DSSS is a modulation technique in which a bit stream is multiplied by a spreading code to generate a chip stream. The spreading code may be a pseudo-noise or pseudo-random sequence. The chip stream thus generated may also be referred to as the spread signal or the encoded signal. The chip stream may require a larger bandwidth than the original bit stream. However, the spreading technique may provide several advantages. For example, by using different spreading codes, several transmitters may use the same frequency spectrum simultaneously. Furthermore, narrow band interferences may be reduced.
ZigBee is a communication protocol based on DSSS. In ZigBee, a list of different symbols may be defined, each symbol comprising a fixed number of bits. Each symbol may, for example, comprise a sequence of M bits. For example, M=4. Each symbol may be encoded (spread) by first decomposing the respective bit sequence of M bits into an equivalent chip sequence of N chips and then multiplying the value of each chip of that bit sequence by the value of a corresponding chip of the spreading code. For example, N=32. Such multiplication may be defined, for example, as follows: 0*0=1, 0*1=0, 1*0=0 and 1*1=1. 1 and 0 may also be referred to as high and low, respectively.

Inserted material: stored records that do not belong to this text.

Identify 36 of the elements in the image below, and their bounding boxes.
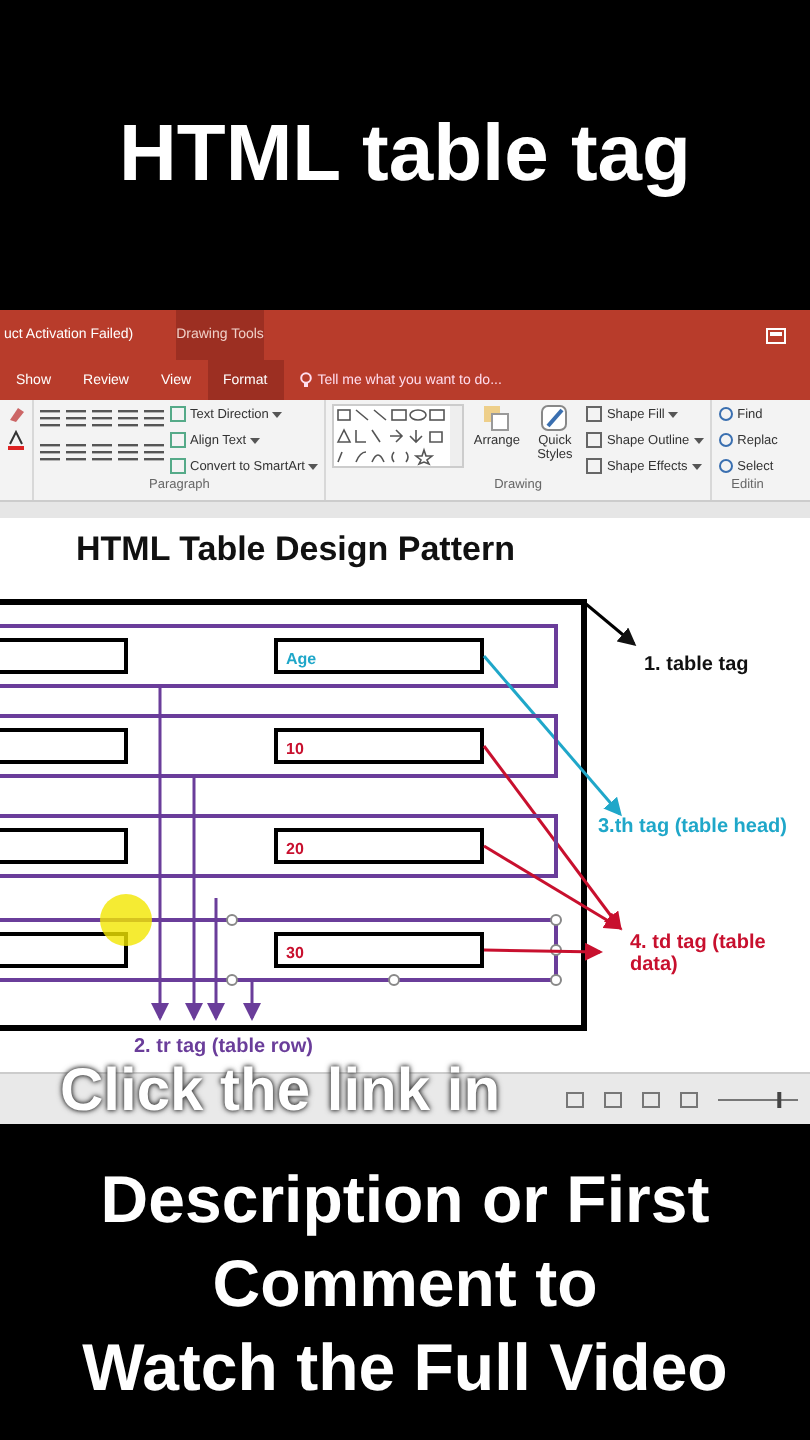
table-row-outline[interactable] — [0, 624, 558, 688]
lightbulb-icon — [299, 372, 312, 388]
arrow — [585, 602, 637, 646]
video-title: HTML table tag — [119, 110, 691, 200]
caption-line: Description or First — [100, 1160, 710, 1240]
font-color-icon[interactable] — [6, 430, 26, 450]
diagram-label: 1. table tag — [644, 654, 751, 676]
slider-thumb[interactable] — [777, 1091, 782, 1107]
table-cell: 20 — [274, 828, 484, 864]
selection-handles[interactable] — [226, 914, 562, 986]
cursor-highlight — [100, 894, 152, 946]
table-row-outline[interactable] — [0, 714, 558, 778]
diagram-label: 4. td tag (table data) — [630, 932, 768, 976]
caption-line: Comment to — [212, 1244, 598, 1324]
table-cell: Age — [274, 638, 484, 674]
caret-icon — [250, 437, 261, 443]
caret-icon — [308, 463, 319, 469]
ribbon-display-icon[interactable] — [766, 327, 786, 343]
caret-icon — [668, 411, 679, 417]
table-row-outline[interactable] — [0, 814, 558, 878]
arrow — [207, 898, 225, 1021]
zoom-slider[interactable] — [718, 1091, 798, 1107]
diagram-label: 3.th tag (table head) — [598, 816, 789, 838]
caption-line: Watch the Full Video — [82, 1328, 728, 1408]
caret-icon — [693, 437, 704, 443]
arrow — [243, 980, 261, 1021]
diagram-label: 2. tr tag (table row) — [134, 1036, 315, 1058]
table-cell: 30 — [274, 932, 484, 968]
table-cell: 10 — [274, 728, 484, 764]
slide-title: HTML Table Design Pattern — [76, 530, 515, 570]
caption-overlay: Click the link in — [60, 1058, 501, 1126]
caret-icon — [272, 411, 283, 417]
table-row-outline[interactable] — [0, 918, 558, 982]
arrow — [483, 942, 603, 961]
caret-icon — [691, 463, 702, 469]
shape-gallery-drawing[interactable] — [332, 404, 465, 468]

The chip sequence thus generated, i.e., the spread symbol, may be decoded (de-spread) by applying the same spreading code again, i.e., by multiplying each chip of the spread symbol by a corresponding chip of the spreading sequence (spreading code). For example, a symbol may be encoded by multiplying its chip number I by chip number I of the spreading code, wherein I runs from 1 to N, I=1 corresponding to the first chip and 1=N corresponding to the last chip of the symbol (and of the spreading code). The original chip sequence representing the symbol may thus be reconstructed. It is noted that the receiving device needs to know the correct spreading code in order to be able to decode the received chip stream.
A received encoded chip stream may alternatively be decoded by correlating each newly-arriving chip sequence of length N (i.e., comprising a total of N chips) against a plurality of encoded trial symbols and by selecting as the decoded symbol the specific trial symbol for which the highest correlation number is obtained. The plurality of trial symbols may notably comprise every symbol of the communication protocol. For instance, in a ZigBee system comprising a total of 2M, e.g., 24=16 different symbols, the plurality of trial symbols may comprise these 2M symbols. The symbols may be identified as S0, S1, S2, . . . S_M, respectively; for instance, S0 to S16. For example, in the case of M=4, the S0 symbol and the S16 symbol may be defined as the bit sequences 0000 and 1111, respectively.
Detecting a DSSS encoded signal in a short time interval can be challenging, even if the receiving device knows the correct spreading code. One reason is that the spreading code needs to be aligned to the received chip sequence such that each chip of the received sequence is multiplied by the corresponding chip of the spreading code. However, the most recently received sequence comprising N chips does in general not comprise a single symbol but may comprise chips of two subsequent symbols, namely chips K+1 to N of a first symbol and chips 1 to K of a subsequent second symbol. However, a short detection time may notably be beneficial in an antenna diversity scheme. In the context of this application, antenna diversity is a method of selecting an optimum reception antenna among two or more available antennas.
In this application, a symbol period is the duration of one symbol, that is the inverse of a symbol rate. A bit period is the duration of one bit, that is the inverse of a bit rate. A chip period is the duration of one chip, that is the inverse of a chip rate. Thus, a symbol period may be a multiple of a bit period. A bit period may be a multiple of a chip period.
U.S. Pat. No. 7,729,677 B2 by Saed et al. describes a method of and a device for antennae diversity switching, in which the signal strength of a preamble of a packet received in a first antenna is sampled. If the signal strength is of sufficient magnitude, the associated antenna is selected as a reception antenna.
U.S. Pat. No. 7,599,424 B1 by Feng et al. proposes to determine signal quality values at a plurality of antennas after correlating data packets with corresponding spreading codes.
U.S. Pat. No. 7,899,110 B1 by Zhang and Yang describes a method of performing bit synchronisation in a spread spectrum receiver having a plurality of receive paths. Each receive path includes a correlator and a magnitude calculator. Outputs from the respective magnitude calculators of two or more of the receive paths are combined to form a combined signal. An antenna is chosen on the basis of multiple receiver channels.